Sonntag, 1. Mai 2011





Im März hatten wir endlich unser Zwischenseminar in Nairobi. Dort haben wir eine Woche für kenianische Verhältnisse recht luxuriös gewohnt. Es war schön sich mal mit anderen Freiwilligen auszutauschen. Zusammen haben wir das SOS Kinderdorf in Nairobi besucht und die ein oder anderen Fragen und Probleme beseitigt.

Vom Seminar bin ich dann am 17.3. direkt zum Flughafen gefahren um Clemens abzuholen, der mich für 2 Wochen besuchen kam.

Das ganze war etwas stressig, da wir am gleichen Abend noch nach Mombasa aufbrechen wollten.

Also mit allen Sachen haben wir uns dann mit Joseph und Ann-Kathrin in Nairobi getroffen, um noch eine Kleinigkeit zu essen, bevor wir für 8 Stunden im Bus sitzen würden.

Die Busfahrt ist aber eigentlich immer ganz schön, da man unteranderem durch einen Nationalpark fährt und mit Glück auch Elefanten sehen kann.
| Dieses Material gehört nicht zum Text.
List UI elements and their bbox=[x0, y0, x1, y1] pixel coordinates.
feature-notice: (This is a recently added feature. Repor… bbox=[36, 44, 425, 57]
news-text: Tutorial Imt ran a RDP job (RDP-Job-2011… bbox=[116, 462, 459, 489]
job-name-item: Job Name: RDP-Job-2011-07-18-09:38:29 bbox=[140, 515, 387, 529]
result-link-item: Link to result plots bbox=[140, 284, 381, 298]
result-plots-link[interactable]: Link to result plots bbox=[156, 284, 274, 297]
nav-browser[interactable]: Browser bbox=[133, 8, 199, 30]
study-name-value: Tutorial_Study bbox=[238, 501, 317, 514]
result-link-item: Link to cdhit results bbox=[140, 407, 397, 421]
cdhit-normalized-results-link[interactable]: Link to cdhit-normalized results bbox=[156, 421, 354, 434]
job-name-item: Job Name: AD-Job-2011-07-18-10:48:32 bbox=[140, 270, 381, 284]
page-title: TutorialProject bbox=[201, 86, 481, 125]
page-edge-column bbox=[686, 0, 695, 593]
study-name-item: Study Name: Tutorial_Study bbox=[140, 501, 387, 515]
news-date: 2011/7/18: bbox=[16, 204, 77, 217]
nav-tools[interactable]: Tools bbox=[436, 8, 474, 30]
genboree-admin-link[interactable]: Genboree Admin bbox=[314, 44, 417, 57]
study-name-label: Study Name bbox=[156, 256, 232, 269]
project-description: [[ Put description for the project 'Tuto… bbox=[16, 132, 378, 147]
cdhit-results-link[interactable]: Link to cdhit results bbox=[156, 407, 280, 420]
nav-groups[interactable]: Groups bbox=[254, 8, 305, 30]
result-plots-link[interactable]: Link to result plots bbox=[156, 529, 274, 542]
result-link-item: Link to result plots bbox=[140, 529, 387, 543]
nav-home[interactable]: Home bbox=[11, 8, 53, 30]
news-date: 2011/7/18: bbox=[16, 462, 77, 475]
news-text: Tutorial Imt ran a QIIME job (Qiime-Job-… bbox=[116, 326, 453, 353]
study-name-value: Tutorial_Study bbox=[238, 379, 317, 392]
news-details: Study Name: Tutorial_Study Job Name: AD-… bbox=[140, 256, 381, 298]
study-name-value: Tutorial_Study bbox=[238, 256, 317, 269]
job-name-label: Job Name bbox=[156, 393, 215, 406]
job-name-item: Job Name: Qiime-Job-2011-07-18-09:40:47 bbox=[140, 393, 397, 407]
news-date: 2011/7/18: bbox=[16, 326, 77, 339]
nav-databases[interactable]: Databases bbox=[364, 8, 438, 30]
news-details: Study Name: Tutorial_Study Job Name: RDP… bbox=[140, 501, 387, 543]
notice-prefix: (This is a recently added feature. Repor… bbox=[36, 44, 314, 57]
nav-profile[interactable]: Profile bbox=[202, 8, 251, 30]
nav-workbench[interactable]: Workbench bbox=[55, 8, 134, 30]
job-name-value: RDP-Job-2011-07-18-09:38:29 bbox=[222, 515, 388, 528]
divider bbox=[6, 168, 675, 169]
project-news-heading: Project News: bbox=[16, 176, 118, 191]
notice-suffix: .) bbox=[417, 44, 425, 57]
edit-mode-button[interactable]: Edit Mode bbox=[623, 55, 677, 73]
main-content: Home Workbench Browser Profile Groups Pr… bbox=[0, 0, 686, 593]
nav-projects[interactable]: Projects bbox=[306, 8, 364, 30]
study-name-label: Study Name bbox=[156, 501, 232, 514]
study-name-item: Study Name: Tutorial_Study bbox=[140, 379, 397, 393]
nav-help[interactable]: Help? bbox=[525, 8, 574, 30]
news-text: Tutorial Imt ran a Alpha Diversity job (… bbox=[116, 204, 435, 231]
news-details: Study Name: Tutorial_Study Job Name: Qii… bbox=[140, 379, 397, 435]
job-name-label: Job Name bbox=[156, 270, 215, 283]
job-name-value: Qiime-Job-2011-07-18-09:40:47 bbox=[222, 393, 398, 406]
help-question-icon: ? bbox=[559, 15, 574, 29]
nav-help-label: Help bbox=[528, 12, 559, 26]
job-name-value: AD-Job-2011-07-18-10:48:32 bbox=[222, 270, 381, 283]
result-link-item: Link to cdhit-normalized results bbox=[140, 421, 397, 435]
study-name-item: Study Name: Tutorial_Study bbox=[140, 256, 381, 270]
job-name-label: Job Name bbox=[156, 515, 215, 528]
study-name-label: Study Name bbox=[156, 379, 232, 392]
Am nächsten Morgen waren wir ziemlich früh in Mombasa und entschieden und dann ein TuckTuck zu nehmen. Das ist ein sehr beliebtes Vortbewegungsmittel an der Küste, da es schnell ist und jeden Stau umfahren kann.

Mit dem TuckTuck haben wir uns dann auf die Suche nach einem Hostel gemacht, das wir zuvor aus dem Internet rausgesucht haben…dies gestaltete sich aber dann doch nicht so einfach, so dass wir dann einfach das nächste Hotel nahmen, welches unseren Weg kreuzte.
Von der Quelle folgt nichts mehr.